168. G. F. Parrot à Alexandre IER
Dorpat, 27 août 1811
Pardonnez-moi, mon Bien-Aimé, de Vous avoir donné dans ma dernière lettre une fausse nouvelle touchant la pension de ma belle-sœur Roth. J’avais été induit à erreur par la nouvelle que son nom n’était plus sur la liste envoyée à la Chambre des comptes de Riga. Je viens d’apprendre que cela a eu lieu parce que ce nom a été transposé sur la liste envoyée à la Chambre des comptes de Dorpat. Pardonnez-moi ma sollicitude; Vous avez vu par ma lettre combien elle était grande.
Le Comte Rasumofsky attaque un de nos Statuts. Le § 219 porte que les ouvrages des professeurs sont exempts de censure, même de celle de l’Université, et cela parce que les professeurs sont eux-mêmes censeurs dans leur partie, et qu’ils sont personnellement responsables. Cette mesure est non seulement conséquente, mais elle est encore motivée par le but d’éviter les dissensions qui peuvent avoir lieu lorsqu’un professeur devient le censeur de son collègue.
Pour nous ôter ce privilège le Comte Rasumofsky se fonde uniquement sur l’Ukase du 31 Janvier 1809. Mais cet Ukase porte, mot-à-mot, «que tout ouvrage qu’un membre d’une autorité quelconque veut faire imprimer et pour lequel les supérieurs font une représentation ne peut être imprimé sans l’approbation de la censure du district de l’Université». Cet Ukase avait été motivé par l’ouvrage de Saalfeld concernant les églises protestantes, qui avait causé tant de réclamations et qui avait été imprimé après que le Ministre de la justice Vous l’avait présenté1. Les ouvrages des professeurs ne sont pas de la classe de ceux qui ont besoin d’une représentation faite par les supérieurs. Le sens littéral et moral de l’Ukase prouve que Vous aviez uniquement les ouvrages des corps administratifs ou de leurs membres en vue, non les ouvrages littéraires et que par conséquent Votre intention n’était pas d’anéantir un § de nos Statuts. En outre depuis près de deux ans que cet Ukase existe ni le curateur ni le ministre précedant ne l’ont expliqué de cette manière; car ils nous l’ont envoyé sans nous prescrire de le suivre pour nos propres ouvrages, et plusieurs professeurs, du nombre desquels je suis moi-même, ont fait imprimer leurs livres sans censure et en ont envoyé des exemplaires à tout le ministère de l’instruction publique sans qu’on ait fait la moindre remarque à cet égard.

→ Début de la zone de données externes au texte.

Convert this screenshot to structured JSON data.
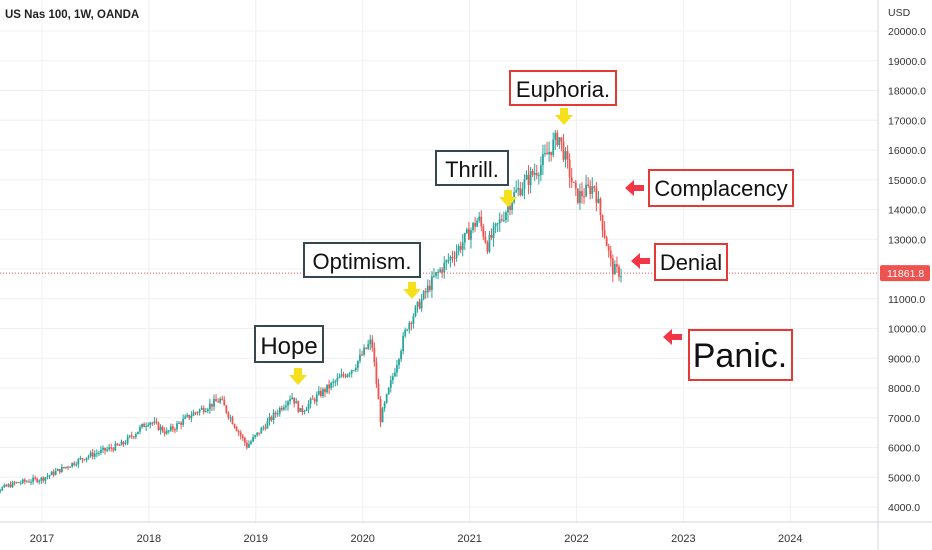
{
  "header": {
    "title": "US Nas 100, 1W, OANDA"
  },
  "price_axis": {
    "currency": "USD",
    "ticks": [
      "20000.0",
      "19000.0",
      "18000.0",
      "17000.0",
      "16000.0",
      "15000.0",
      "14000.0",
      "13000.0",
      "12000.0",
      "11000.0",
      "10000.0",
      "9000.0",
      "8000.0",
      "7000.0",
      "6000.0",
      "5000.0",
      "4000.0"
    ],
    "last_price_label": "11861.8"
  },
  "time_axis": {
    "ticks": [
      "2017",
      "2018",
      "2019",
      "2020",
      "2021",
      "2022",
      "2023",
      "2024"
    ]
  },
  "annotations": [
    {
      "text": "Hope",
      "style": "dark",
      "marker": "down-arrow"
    },
    {
      "text": "Optimism.",
      "style": "dark",
      "marker": "down-arrow"
    },
    {
      "text": "Thrill.",
      "style": "dark",
      "marker": "down-arrow"
    },
    {
      "text": "Euphoria.",
      "style": "red",
      "marker": "down-arrow"
    },
    {
      "text": "Complacency",
      "style": "red",
      "marker": "left-arrow"
    },
    {
      "text": "Denial",
      "style": "red",
      "marker": "left-arrow"
    },
    {
      "text": "Panic.",
      "style": "red",
      "marker": "left-arrow"
    }
  ],
  "colors": {
    "up_candle": "#26a69a",
    "down_candle": "#ef5350",
    "dark_label_border": "#37474f",
    "red_label_border": "#e53935",
    "down_arrow": "#f5e11b",
    "left_arrow": "#f23645",
    "last_price_bg": "#ef5350"
  },
  "chart_data": {
    "type": "candlestick",
    "title": "US Nas 100, 1W, OANDA",
    "ylabel": "USD",
    "ylim": [
      3500,
      21000
    ],
    "xlim": [
      "2016-06",
      "2024-08"
    ],
    "last_price": 11861.8,
    "approx_close_path": [
      {
        "date": "2016-06",
        "close": 4350
      },
      {
        "date": "2016-10",
        "close": 4800
      },
      {
        "date": "2017-01",
        "close": 4950
      },
      {
        "date": "2017-06",
        "close": 5700
      },
      {
        "date": "2017-10",
        "close": 6100
      },
      {
        "date": "2018-01",
        "close": 6900
      },
      {
        "date": "2018-03",
        "close": 6500
      },
      {
        "date": "2018-06",
        "close": 7150
      },
      {
        "date": "2018-09",
        "close": 7600
      },
      {
        "date": "2018-12",
        "close": 6050
      },
      {
        "date": "2019-05",
        "close": 7750
      },
      {
        "date": "2019-06",
        "close": 7200
      },
      {
        "date": "2019-08",
        "close": 7750
      },
      {
        "date": "2019-12",
        "close": 8700
      },
      {
        "date": "2020-02",
        "close": 9600
      },
      {
        "date": "2020-03",
        "close": 6950
      },
      {
        "date": "2020-06",
        "close": 10100
      },
      {
        "date": "2020-09",
        "close": 11700
      },
      {
        "date": "2020-12",
        "close": 12800
      },
      {
        "date": "2021-02",
        "close": 13700
      },
      {
        "date": "2021-03",
        "close": 12800
      },
      {
        "date": "2021-06",
        "close": 14500
      },
      {
        "date": "2021-09",
        "close": 15500
      },
      {
        "date": "2021-11",
        "close": 16500
      },
      {
        "date": "2022-01",
        "close": 14400
      },
      {
        "date": "2022-03",
        "close": 14800
      },
      {
        "date": "2022-05",
        "close": 12000
      },
      {
        "date": "2022-06",
        "close": 11861.8
      }
    ]
  }
}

L’Université fera une représentation au Ministre et demandera qu’elle soit présentée à Votre décision. Elle doit cette mesure au maintien des lois que Vous nous avez données.
Vous sentirez sûrement le désagrément profond que nous cause la nécessité de faire si souvent des réclamations et que si nous nous sommes oubliés une fois dans le choix des expressions cette faute était bien naturelle, les attaques si souvent réitérés de la constitution que Vous nous avez donnée devant à la fin nous aigrir. Ne soyez pas fâché plus longtemps contre nous. Nous ne demandons que le repos, la tranquillité nécessaire pour faire notre devoir et cultiver les sciences. Pourquoi nous force-t-on de sortir de notre carrière et perdre notre temps à des choses si inutiles? – Vous savez combien j’aime ma vocation; mais ces tracassairies me découragent beaucoup.

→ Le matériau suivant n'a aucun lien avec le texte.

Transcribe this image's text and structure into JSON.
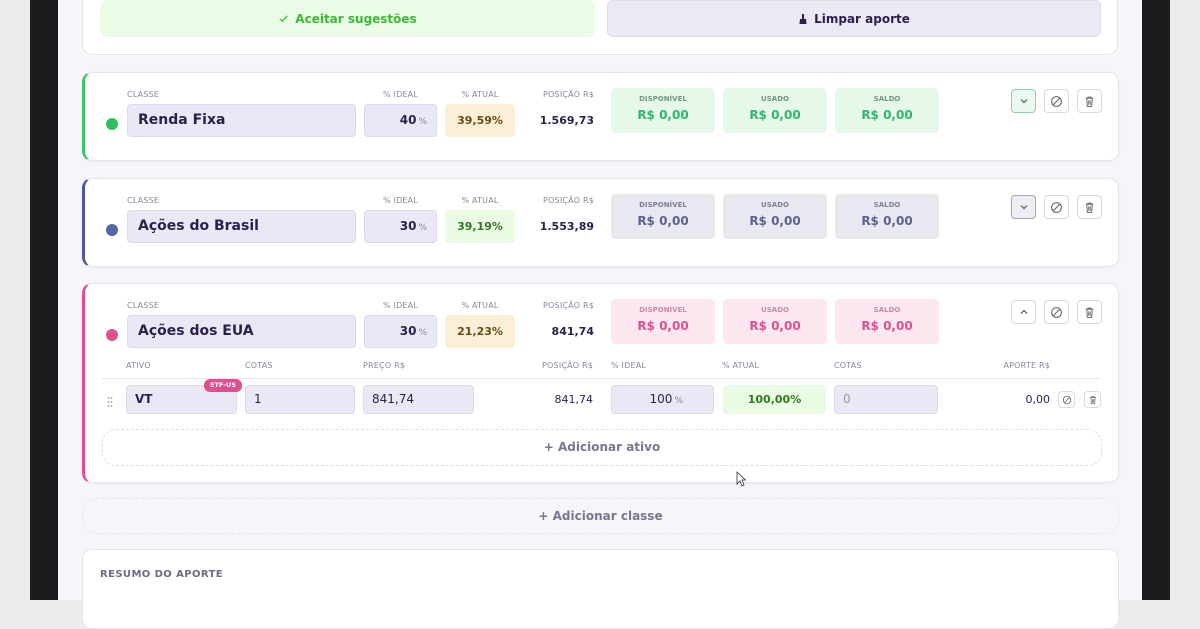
{
  "actions": {
    "accept": "Aceitar sugestões",
    "clear": "Limpar aporte"
  },
  "column_labels": {
    "class": "CLASSE",
    "ideal": "% IDEAL",
    "current": "% ATUAL",
    "position": "POSIÇÃO R$",
    "available": "DISPONÍVEL",
    "used": "USADO",
    "balance": "SALDO"
  },
  "classes": [
    {
      "name": "Renda Fixa",
      "ideal": "40",
      "ideal_unit": "%",
      "current": "39,59%",
      "position": "1.569,73",
      "available": "R$ 0,00",
      "used": "R$ 0,00",
      "balance": "R$ 0,00"
    },
    {
      "name": "Ações do Brasil",
      "ideal": "30",
      "ideal_unit": "%",
      "current": "39,19%",
      "position": "1.553,89",
      "available": "R$ 0,00",
      "used": "R$ 0,00",
      "balance": "R$ 0,00"
    },
    {
      "name": "Ações dos EUA",
      "ideal": "30",
      "ideal_unit": "%",
      "current": "21,23%",
      "position": "841,74",
      "available": "R$ 0,00",
      "used": "R$ 0,00",
      "balance": "R$ 0,00"
    }
  ],
  "asset_table": {
    "headers": [
      "ATIVO",
      "COTAS",
      "PREÇO R$",
      "POSIÇÃO R$",
      "% IDEAL",
      "% ATUAL",
      "COTAS",
      "APORTE R$"
    ],
    "rows": [
      {
        "ticker": "VT",
        "badge": "ETF-US",
        "shares": "1",
        "price": "841,74",
        "position": "841,74",
        "ideal": "100",
        "ideal_unit": "%",
        "current": "100,00%",
        "buy_shares": "0",
        "contribution": "0,00"
      }
    ],
    "add_asset": "+ Adicionar ativo"
  },
  "add_class": "+ Adicionar classe",
  "summary": {
    "title": "RESUMO DO APORTE"
  }
}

Adieu, mon Alexandre chéri! Débarrassez-nous de ces entraves, je Vous en supplie.
Votre Parrot
169. G. F. Parrot à Alexandre IER
[Dorpat], 24 septembre 1811
Enfin le second volume de mon ouvrage a quitté la presse et je puis l’offrir à mon Bien-Aimé1. Ce second volume part par le même courrier pour le Comte Rasumofsky que je prie officiellement de Vous le présenter. Le tome ci-joint est le premier pour remplacer celui que le Comte Sawadofsky ne Vous a pas présenté. Cette négligence est cause que cet exemplaire entier est sur du papier ordinaire, n’ayant fait faire qu’un exemplaire sur papier vélin pour Vous seul, et n’en ayant par conséquent plus pour remplacer le 1er tome perdu.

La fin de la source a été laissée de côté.